Yup. Its a little like being a landlord (which is probably your example, I didn't see it).
There's statistics depending on the city, where renting out a place is always 10-15% profit over the expenses of owning and maintaining a property. Also, if you go to a bank with a reasonable income and buy a property that already has a tenant, getting financing is reasonably easy.
That basically means that theoretically, over a reasonable period of time, you could buy an infinite amount of small properties, use the money from one to fund the next, quickly make enough to hire a super to maintain the properties for you, and basically have free, infinite income.
But the world doesn't work that way, does it? Anything easy is a race to zero. Yet there's still a 10-15% profit on being a landlord (not even counting the property value going up by the time you sell) Why?

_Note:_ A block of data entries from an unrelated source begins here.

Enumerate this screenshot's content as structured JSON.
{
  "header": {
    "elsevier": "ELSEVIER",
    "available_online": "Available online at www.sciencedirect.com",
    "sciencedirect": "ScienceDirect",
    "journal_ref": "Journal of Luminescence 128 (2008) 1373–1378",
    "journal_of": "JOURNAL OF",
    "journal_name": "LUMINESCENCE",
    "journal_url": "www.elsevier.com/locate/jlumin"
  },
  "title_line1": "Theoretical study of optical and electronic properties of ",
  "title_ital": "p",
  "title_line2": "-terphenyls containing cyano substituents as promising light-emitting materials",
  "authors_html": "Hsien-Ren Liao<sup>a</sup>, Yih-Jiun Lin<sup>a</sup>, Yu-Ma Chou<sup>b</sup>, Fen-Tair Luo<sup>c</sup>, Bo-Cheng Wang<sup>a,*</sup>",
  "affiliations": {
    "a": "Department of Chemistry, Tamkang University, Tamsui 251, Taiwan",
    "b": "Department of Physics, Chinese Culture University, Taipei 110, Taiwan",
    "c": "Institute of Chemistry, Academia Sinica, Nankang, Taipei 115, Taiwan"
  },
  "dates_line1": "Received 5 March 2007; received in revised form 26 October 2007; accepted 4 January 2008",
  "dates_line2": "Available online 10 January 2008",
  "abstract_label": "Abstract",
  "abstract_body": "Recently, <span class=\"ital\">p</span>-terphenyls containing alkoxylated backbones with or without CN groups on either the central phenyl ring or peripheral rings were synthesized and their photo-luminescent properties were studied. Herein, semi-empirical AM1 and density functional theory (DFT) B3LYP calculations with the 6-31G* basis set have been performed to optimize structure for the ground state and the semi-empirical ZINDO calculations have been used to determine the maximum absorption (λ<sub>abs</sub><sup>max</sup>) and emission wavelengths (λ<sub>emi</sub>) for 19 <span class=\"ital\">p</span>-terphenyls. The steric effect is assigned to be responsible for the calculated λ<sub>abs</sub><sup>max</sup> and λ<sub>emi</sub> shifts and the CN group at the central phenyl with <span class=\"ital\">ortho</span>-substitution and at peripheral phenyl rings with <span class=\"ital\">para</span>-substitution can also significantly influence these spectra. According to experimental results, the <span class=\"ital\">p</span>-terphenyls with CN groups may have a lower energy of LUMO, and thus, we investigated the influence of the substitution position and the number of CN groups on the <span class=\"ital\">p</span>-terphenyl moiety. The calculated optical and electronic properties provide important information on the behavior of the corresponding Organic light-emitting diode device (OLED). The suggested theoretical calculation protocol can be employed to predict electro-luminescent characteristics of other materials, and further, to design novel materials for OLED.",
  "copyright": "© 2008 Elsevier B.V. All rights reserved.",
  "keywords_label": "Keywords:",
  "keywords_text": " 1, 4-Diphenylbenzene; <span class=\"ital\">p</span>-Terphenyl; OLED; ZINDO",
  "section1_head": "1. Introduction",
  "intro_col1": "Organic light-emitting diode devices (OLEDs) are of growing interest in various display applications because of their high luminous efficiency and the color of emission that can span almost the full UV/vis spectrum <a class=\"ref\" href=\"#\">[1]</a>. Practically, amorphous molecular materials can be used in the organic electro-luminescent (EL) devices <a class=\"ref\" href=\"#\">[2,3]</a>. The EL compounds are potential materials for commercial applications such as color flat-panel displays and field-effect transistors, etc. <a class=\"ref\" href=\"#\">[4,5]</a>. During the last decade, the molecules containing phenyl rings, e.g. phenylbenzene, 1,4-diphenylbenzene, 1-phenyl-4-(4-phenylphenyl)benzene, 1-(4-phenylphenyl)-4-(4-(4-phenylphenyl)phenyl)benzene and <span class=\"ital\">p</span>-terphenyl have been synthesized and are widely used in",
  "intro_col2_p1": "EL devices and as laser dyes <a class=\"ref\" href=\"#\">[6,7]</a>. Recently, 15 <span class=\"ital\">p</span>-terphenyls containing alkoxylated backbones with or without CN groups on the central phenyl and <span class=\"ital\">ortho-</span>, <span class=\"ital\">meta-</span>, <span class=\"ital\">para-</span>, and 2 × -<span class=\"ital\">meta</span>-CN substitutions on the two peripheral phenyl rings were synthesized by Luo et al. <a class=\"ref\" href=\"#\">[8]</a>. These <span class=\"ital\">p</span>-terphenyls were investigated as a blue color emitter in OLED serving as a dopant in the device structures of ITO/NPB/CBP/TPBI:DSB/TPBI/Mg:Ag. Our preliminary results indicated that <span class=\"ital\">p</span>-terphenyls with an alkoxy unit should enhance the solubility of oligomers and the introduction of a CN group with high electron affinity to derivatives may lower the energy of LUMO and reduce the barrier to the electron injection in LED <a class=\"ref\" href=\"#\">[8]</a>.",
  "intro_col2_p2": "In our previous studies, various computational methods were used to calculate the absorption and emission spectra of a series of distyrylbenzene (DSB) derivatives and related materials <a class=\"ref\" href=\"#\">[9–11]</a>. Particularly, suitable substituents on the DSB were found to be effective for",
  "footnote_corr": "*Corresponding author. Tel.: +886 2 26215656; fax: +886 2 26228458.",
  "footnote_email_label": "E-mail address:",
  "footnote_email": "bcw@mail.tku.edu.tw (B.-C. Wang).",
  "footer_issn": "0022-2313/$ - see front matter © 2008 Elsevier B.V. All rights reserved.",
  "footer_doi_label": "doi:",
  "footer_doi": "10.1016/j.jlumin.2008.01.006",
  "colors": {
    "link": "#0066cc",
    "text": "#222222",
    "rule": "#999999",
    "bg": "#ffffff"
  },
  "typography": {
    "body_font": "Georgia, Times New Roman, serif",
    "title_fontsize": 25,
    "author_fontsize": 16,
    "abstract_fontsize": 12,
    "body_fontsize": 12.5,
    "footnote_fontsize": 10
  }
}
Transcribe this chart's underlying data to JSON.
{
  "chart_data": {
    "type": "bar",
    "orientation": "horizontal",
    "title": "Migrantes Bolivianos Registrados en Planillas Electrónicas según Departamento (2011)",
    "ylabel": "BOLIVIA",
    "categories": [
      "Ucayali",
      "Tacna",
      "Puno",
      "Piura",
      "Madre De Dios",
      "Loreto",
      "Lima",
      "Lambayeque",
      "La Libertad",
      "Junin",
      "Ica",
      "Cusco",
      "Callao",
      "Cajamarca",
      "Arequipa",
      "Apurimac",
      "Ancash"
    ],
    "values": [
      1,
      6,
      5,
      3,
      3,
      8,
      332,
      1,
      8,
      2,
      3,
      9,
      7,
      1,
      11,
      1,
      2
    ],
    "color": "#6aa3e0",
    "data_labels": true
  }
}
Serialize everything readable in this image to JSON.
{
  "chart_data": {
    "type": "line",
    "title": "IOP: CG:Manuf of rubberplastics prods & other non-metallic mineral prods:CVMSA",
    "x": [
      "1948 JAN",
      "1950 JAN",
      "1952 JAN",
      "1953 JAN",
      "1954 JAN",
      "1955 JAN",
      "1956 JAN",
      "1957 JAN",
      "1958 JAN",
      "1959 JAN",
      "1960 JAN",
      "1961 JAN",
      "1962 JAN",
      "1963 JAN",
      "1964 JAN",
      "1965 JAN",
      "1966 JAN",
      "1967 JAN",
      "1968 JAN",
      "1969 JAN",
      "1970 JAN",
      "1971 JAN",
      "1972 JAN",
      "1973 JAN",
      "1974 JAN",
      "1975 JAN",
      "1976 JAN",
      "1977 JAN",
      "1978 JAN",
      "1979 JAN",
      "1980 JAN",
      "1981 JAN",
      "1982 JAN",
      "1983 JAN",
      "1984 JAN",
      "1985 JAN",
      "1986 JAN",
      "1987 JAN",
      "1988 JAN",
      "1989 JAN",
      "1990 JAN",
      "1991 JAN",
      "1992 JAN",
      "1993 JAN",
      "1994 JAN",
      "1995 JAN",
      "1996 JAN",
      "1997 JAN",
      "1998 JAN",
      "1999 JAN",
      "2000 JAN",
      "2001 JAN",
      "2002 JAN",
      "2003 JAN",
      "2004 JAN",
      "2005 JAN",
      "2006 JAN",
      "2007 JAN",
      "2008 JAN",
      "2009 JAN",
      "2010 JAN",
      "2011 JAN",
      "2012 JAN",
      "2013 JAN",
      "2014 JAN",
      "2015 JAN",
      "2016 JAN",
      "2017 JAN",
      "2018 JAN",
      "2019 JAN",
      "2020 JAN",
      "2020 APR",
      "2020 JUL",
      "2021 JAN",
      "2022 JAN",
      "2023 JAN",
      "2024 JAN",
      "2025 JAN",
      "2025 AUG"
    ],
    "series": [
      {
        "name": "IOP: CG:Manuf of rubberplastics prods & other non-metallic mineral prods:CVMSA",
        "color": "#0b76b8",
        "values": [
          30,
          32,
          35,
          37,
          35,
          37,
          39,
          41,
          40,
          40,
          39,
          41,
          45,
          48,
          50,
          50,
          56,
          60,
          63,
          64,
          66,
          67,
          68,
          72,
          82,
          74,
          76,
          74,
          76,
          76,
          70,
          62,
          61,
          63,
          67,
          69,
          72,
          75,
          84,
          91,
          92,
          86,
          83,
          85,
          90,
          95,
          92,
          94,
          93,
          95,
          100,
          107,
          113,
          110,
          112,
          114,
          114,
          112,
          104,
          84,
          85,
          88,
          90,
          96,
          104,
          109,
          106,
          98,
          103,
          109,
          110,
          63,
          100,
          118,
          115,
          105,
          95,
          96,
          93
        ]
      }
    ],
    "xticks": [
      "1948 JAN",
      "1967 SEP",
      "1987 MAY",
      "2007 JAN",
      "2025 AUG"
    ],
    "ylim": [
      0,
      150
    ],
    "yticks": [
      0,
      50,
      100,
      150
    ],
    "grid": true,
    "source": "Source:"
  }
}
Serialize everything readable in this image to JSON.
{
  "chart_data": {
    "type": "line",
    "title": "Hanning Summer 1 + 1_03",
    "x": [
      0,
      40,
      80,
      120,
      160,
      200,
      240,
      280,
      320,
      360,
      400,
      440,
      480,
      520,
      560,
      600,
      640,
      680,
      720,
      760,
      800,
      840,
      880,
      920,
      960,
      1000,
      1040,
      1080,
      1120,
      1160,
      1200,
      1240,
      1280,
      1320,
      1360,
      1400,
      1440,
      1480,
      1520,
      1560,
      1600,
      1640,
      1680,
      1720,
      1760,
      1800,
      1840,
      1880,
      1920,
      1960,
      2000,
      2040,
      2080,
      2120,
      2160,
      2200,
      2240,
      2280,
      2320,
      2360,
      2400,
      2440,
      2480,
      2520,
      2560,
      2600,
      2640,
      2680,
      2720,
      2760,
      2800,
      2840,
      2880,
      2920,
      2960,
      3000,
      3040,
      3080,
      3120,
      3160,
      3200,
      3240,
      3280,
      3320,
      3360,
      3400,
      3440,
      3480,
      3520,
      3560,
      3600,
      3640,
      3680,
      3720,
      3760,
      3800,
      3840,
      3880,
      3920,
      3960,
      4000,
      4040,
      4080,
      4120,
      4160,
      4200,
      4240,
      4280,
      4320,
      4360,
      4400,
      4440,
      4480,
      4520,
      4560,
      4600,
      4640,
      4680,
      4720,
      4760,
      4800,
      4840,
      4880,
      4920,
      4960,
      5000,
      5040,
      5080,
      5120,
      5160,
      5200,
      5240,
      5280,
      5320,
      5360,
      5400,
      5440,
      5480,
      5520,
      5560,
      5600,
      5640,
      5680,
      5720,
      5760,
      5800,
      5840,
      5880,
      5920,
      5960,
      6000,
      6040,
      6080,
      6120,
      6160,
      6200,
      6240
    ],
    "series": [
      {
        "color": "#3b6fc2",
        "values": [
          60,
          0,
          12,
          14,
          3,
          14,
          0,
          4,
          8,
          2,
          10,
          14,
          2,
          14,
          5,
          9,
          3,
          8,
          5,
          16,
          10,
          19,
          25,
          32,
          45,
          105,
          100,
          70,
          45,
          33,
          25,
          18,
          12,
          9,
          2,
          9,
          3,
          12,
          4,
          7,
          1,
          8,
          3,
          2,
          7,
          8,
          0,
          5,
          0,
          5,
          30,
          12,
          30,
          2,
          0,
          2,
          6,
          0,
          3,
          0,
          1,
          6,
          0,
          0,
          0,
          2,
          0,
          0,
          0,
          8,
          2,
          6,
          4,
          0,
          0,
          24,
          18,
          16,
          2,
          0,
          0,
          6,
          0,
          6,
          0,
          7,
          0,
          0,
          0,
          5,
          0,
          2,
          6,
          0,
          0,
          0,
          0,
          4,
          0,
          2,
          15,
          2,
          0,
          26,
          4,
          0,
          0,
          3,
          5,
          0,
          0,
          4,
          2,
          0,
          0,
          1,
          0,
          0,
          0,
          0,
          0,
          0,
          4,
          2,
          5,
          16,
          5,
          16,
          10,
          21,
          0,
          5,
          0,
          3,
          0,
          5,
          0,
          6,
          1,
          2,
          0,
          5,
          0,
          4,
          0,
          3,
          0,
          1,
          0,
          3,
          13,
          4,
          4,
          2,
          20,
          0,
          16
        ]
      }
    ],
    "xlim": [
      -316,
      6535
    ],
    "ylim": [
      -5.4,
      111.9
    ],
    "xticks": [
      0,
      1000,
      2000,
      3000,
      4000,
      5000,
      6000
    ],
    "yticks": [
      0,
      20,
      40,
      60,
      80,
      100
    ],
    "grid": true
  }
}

Oh right, the "work" here is the risk taking. You could be getting a tenant that doesn't pay and be stuck trying to evict them (extremely hard in some states) and foreclose on the spot. A street gang could open up shop next door and the police has trouble getting them out and your neighborhood goes to hell. A contractor could get a permit to build a high-rise across the the street. City taxes could go up faster than rent does.
And thus, I know a lot of people who tried to become landlords and ended up in financial trouble. That risk is what you accept to get an easy real estate profit.
This is the same thing. Medallions were easy profit because not everyone thought so, else they'd have been a race to zero too. And thus, the risk manifested itself.